Pelatihan bertajuk “Teknik Perhitungan, Verifikasi dan Implementasi TKDN (Tingkat Komponen Dalam Negeri)” ini sukses digelar selama dua hari penuh, yakni pada tanggal 11 hingga 12 Desember 2024, di Jakarta. Kerja sama strategis dijalin dengan StudiKnas Training Center (PSKN), sebuah lembaga yang diakui memiliki keahlian mendalam dalam regulasi dan implementasi TKDN.
Langkah proaktif PT. Telkom Sigma ini bukan sekadar pemenuhan regulasi, melainkan sebuah inisiatif strategis untuk memastikan setiap pengadaan dan pengembangan solusi teknologi yang dilakukan perusahaan memiliki dampak multiplier effect yang maksimal terhadap pertumbuhan industri nasional.
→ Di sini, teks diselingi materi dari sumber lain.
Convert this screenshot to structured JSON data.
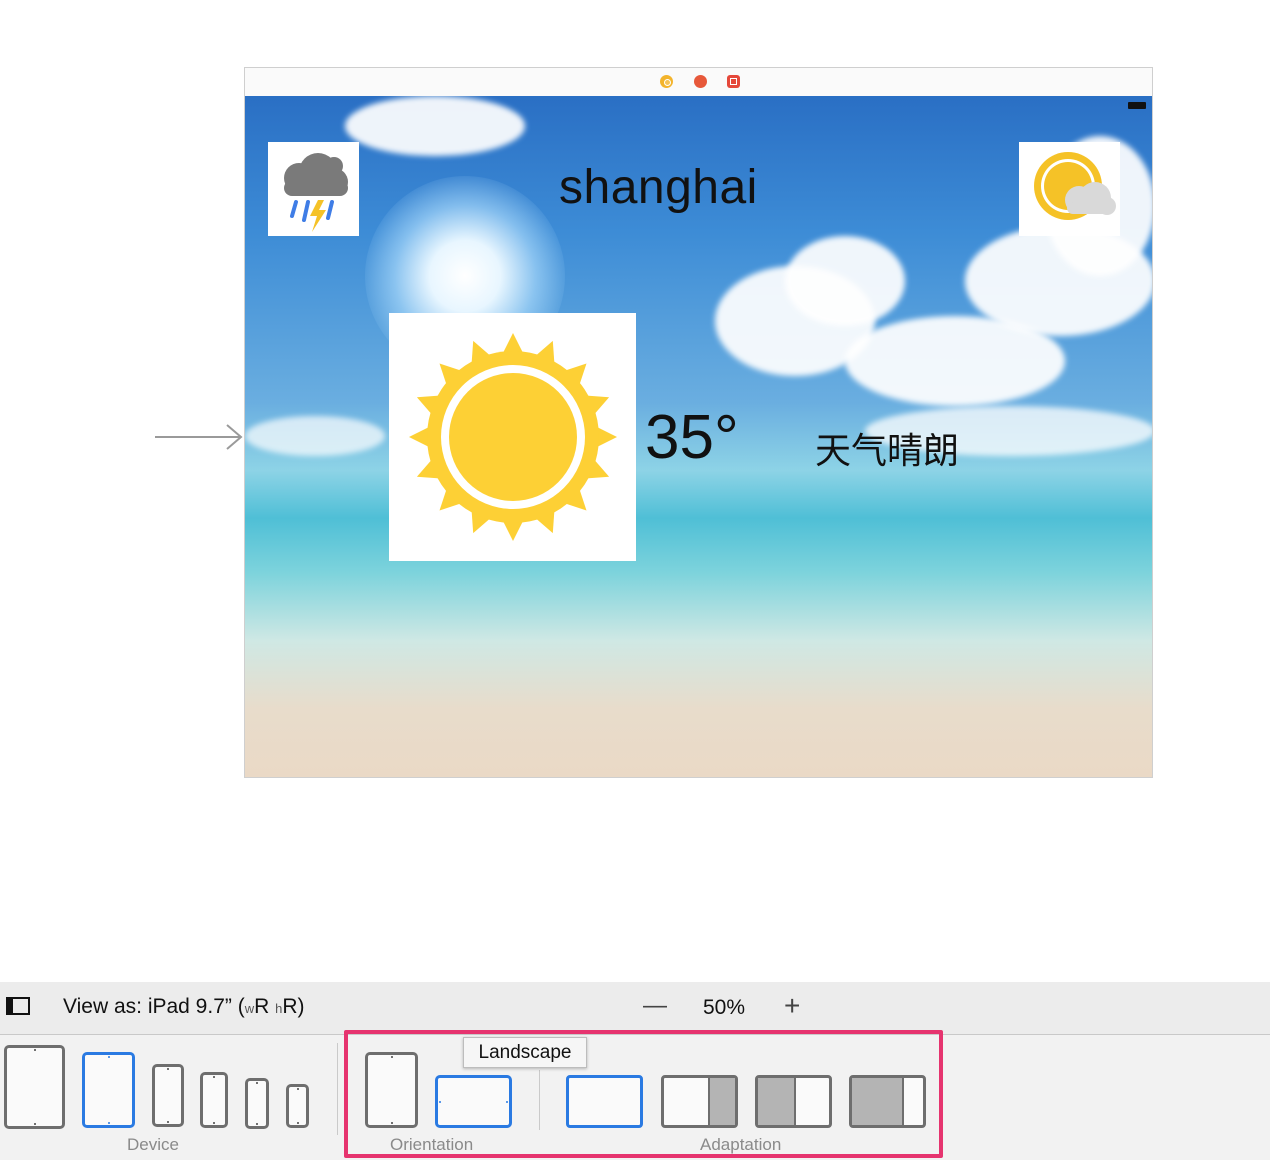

Di tengah percepatan transformasi digital dan besarnya kebutuhan infrastruktur TIK, peran Telkom Sigma dalam mengoptimalkan TKDN menjadi sangat krusial.
Pelatihan internal (IHT) dipilih sebagai format yang paling efektif karena memungkinkan penyesuaian materi secara spesifik dengan case study yang relevan dengan bisnis inti PT. Telkom Sigma, mulai dari layanan cloud, sistem integrasi, hingga digital platform. Hal ini memastikan bahwa pengetahuan yang diterima peserta langsung dapat diaplikasikan untuk menghasilkan solusi yang tidak hanya berteknologi tinggi, tetapi juga compliant dan berkontribusi pada kemandirian bangsa.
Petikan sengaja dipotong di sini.